Ao transferir esse conceito de caridade interpretativa para a produção da
etnografia em antropologia, Pina-Cabral acredita que também a origem do projeto
de conhecimento antropológico assenta num processo de procura de pontos de
contacto e dos sentidos que nos aproximam dos nossos interlocutores, ainda que
procure a compreensão da diferença (uma marca incontornável da antropologia):
Voltemos às conceções de Donald Davidson sobre o processo de
comunicação. Para este autor a indeterminação da tradução' só é
ultrapassada pelo fato de estarmos dispostos a conceder aos nossos
interlocutores que o que eles dizem é passível de fazer sentido. A
esta disposição ele chama caridade interpretativa' (Pina-Cabral
2003: 118).
Rejeitando há muito a utilidade da metáfora da tradução para explicar ou
descrever os termos da intermediação na etnografia (Pina-Cabral 1991), a
influência primeiro de Davidson e depois de uma leitura e adaptação das
reflexões de Johannes Fabian marca a proposta de João de Pina-Cabral, segundo a
qual a mutualidade é o eixo processual que marca a produção etnográfica
contemporânea. Essa proposta implica pelo menos três posicionamentos face ao
conhecimento antropológico. Primeiro, conceber a pesquisa de campo como um
processo não tanto subjetivo (como sublinharam as reflexões pós-modernas) mas
intersubjetivo ' o que obriga a repensar essa dimensão do conhecimento. Em
segundo lugar, reintegrar e refundar os conceitos de real, verdade ou
evidência para o projeto de conhecimento antropológico: É importante
continuarmos a insistir que, na etnografia, podemos capturar o real (Pina-
Cabral 2010: 167).

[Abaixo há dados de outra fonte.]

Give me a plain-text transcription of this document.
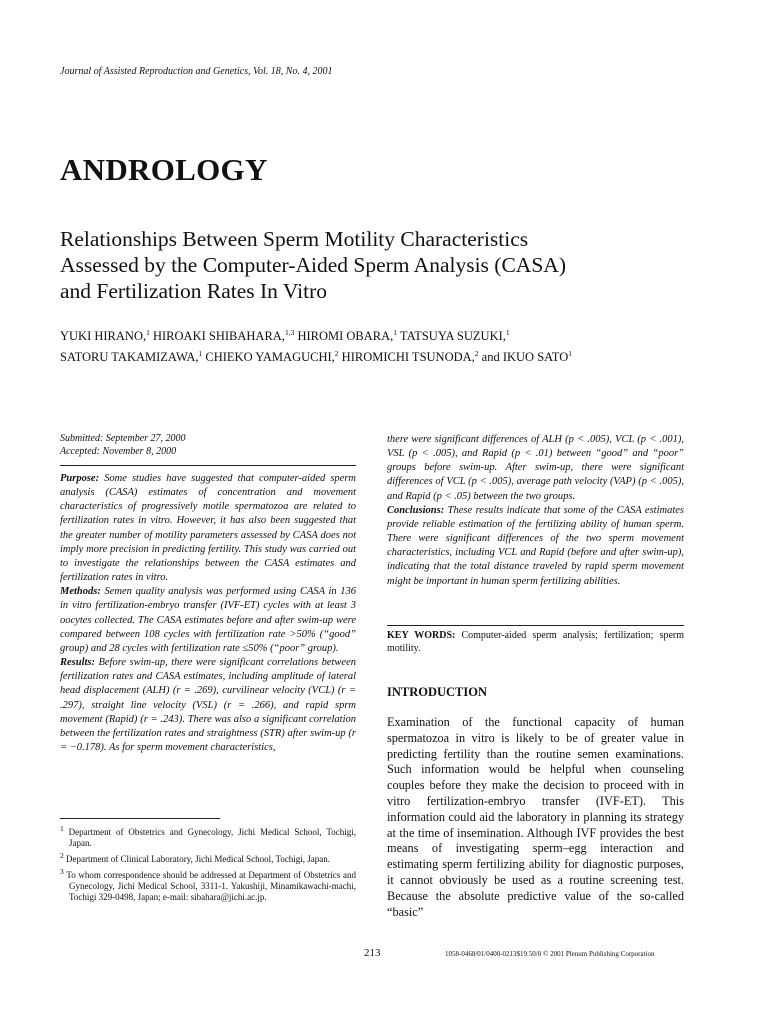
Journal of Assisted Reproduction and Genetics, Vol. 18, No. 4, 2001
ANDROLOGY
Relationships Between Sperm Motility Characteristics
Assessed by the Computer-Aided Sperm Analysis (CASA)
and Fertilization Rates In Vitro
YUKI HIRANO,$^1$ HIROAKI SHIBAHARA,$^{1,3}$ HIROMI OBARA,$^1$ TATSUYA SUZUKI,$^1$
SATORU TAKAMIZAWA,$^1$ CHIEKO YAMAGUCHI,$^2$ HIROMICHI TSUNODA,$^2$ and IKUO SATO$^1$
Submitted: September 27, 2000
Accepted: November 8, 2000

Purpose: Some studies have suggested that computer-aided sperm analysis (CASA) estimates of concentration and movement characteristics of progressively motile spermatozoa are related to fertilization rates in vitro. However, it has also been suggested that the greater number of motility parameters assessed by CASA does not imply more precision in predicting fertility. This study was carried out to investigate the relationships between the CASA estimates and fertilization rates in vitro.

Methods: Semen quality analysis was performed using CASA in 136 in vitro fertilization-embryo transfer (IVF-ET) cycles with at least 3 oocytes collected. The CASA estimates before and after swim-up were compared between 108 cycles with fertilization rate >50% (“good” group) and 28 cycles with fertilization rate ≤50% (“poor” group).

Results: Before swim-up, there were significant correlations between fertilization rates and CASA estimates, including amplitude of lateral head displacement (ALH) (r = .269), curvilinear velocity (VCL) (r = .297), straight line velocity (VSL) (r = .266), and rapid sprm movement (Rapid) (r = .243). There was also a significant correlation between the fertilization rates and straightness (STR) after swim-up (r = −0.178). As for sperm movement characteristics,

there were significant differences of ALH (p < .005), VCL (p < .001), VSL (p < .005), and Rapid (p < .01) between “good” and “poor” groups before swim-up. After swim-up, there were significant differences of VCL (p < .005), average path velocity (VAP) (p < .005), and Rapid (p < .05) between the two groups.

Conclusions: These results indicate that some of the CASA estimates provide reliable estimation of the fertilizing ability of human sperm. There were significant differences of the two sperm movement characteristics, including VCL and Rapid (before and after swim-up), indicating that the total distance traveled by rapid sperm movement might be important in human sperm fertilizing abilities.

KEY WORDS: Computer-aided sperm analysis; fertilization; sperm motility.
INTRODUCTION
Examination of the functional capacity of human spermatozoa in vitro is likely to be of greater value in predicting fertility than the routine semen examinations. Such information would be helpful when counseling couples before they make the decision to proceed with in vitro fertilization-embryo transfer (IVF-ET). This information could aid the laboratory in planning its strategy at the time of insemination. Although IVF provides the best means of investigating sperm–egg interaction and estimating sperm fertilizing ability for diagnostic purposes, it cannot obviously be used as a routine screening test. Because the absolute predictive value of the so-called “basic”

$^1$ Department of Obstetrics and Gynecology, Jichi Medical School, Tochigi, Japan.

$^2$ Department of Clinical Laboratory, Jichi Medical School, Tochigi, Japan.

$^3$ To whom correspondence should be addressed at Department of Obstetrics and Gynecology, Jichi Medical School, 3311-1. Yakushiji, Minamikawachi-machi, Tochigi 329-0498, Japan; e-mail: sibahara@jichi.ac.jp.

213	1058-0468/01/0400-0213$19.50/0 © 2001 Plenum Publishing Corporation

Este pragmatismo tem marcado muitas das reflexões
contemporâneas recentes sobre o tema na antropologia (por exemplo, Csordas
2004; Hastrup 2004; Wilson 2004; Strathern 2006; Bloch 2008; Engelke 2008;
Toren e Pina-Cabral 2011). Em terceiro lugar, tomarmos a mutualidade como
condição para esta verdade antropológica, assumindo que integramos as
formulações discursivas sobre a vida nas experiências e modos como o mundo se
vai configurando, permite ultrapassar o falso, mas tão difundido, axioma
segundo o qual o propósito da antropologia seria o de confrontar o que se diz
com o que se faz ou pensa:
Partindo da constatação de que o mundo vivido é historicamente
constituído, os antropólogos foram frequentemente tentados a
considerar que o que havia para analisar era apenas esse mesmo
processo constitutivo; isto é, que não há mundo (that there is no
world) (Pina-Cabral 2010: 167).
Diferentemente dessa visão discursivista extrema, a ideia de que a produção da
etnografia depende da capacidade de criar condições de mutualidade obriga a
perguntar o que há de partilhável em relações à partida inverosímeis, tais como
as que vivemos em contextos de pesquisa etnográfica. A partilha não significa,
portanto, assentir e, sim, alcançar pontos de comunicação ' de semelhança e não
de identidade '; não implica também que os nossos interlocutores alcancem
connosco e ao mesmo tempo do que nós o conhecimento que nós alcançamos, até
porque produzimos o nosso conhecimento em diálogo com uma tradição de
conhecimento, com debates específicos, que se consolidaram no decorrer de uma
história disciplinar (Pina-Cabral 2003: 109). Por não ser um conhecimento
homogéneo, já que ele implica, necessariamente, uma diversidade de perspetivas
(multivocal, plural, etc.) que se vão constituindo num processo temporal longo,
a produção de conhecimento etnográfico implica também uma permanente
reavaliação do conhecimento face a sucessivas interlocuções. A ideia está bem
representada na expressão de Fabian de que em trabalho de campo não consumimos
os outros, porque os nossos interlocutores permanecem presentes e confrontam-
nos (Fabian 2001: 77, cit. em Pina-Cabral no prelo).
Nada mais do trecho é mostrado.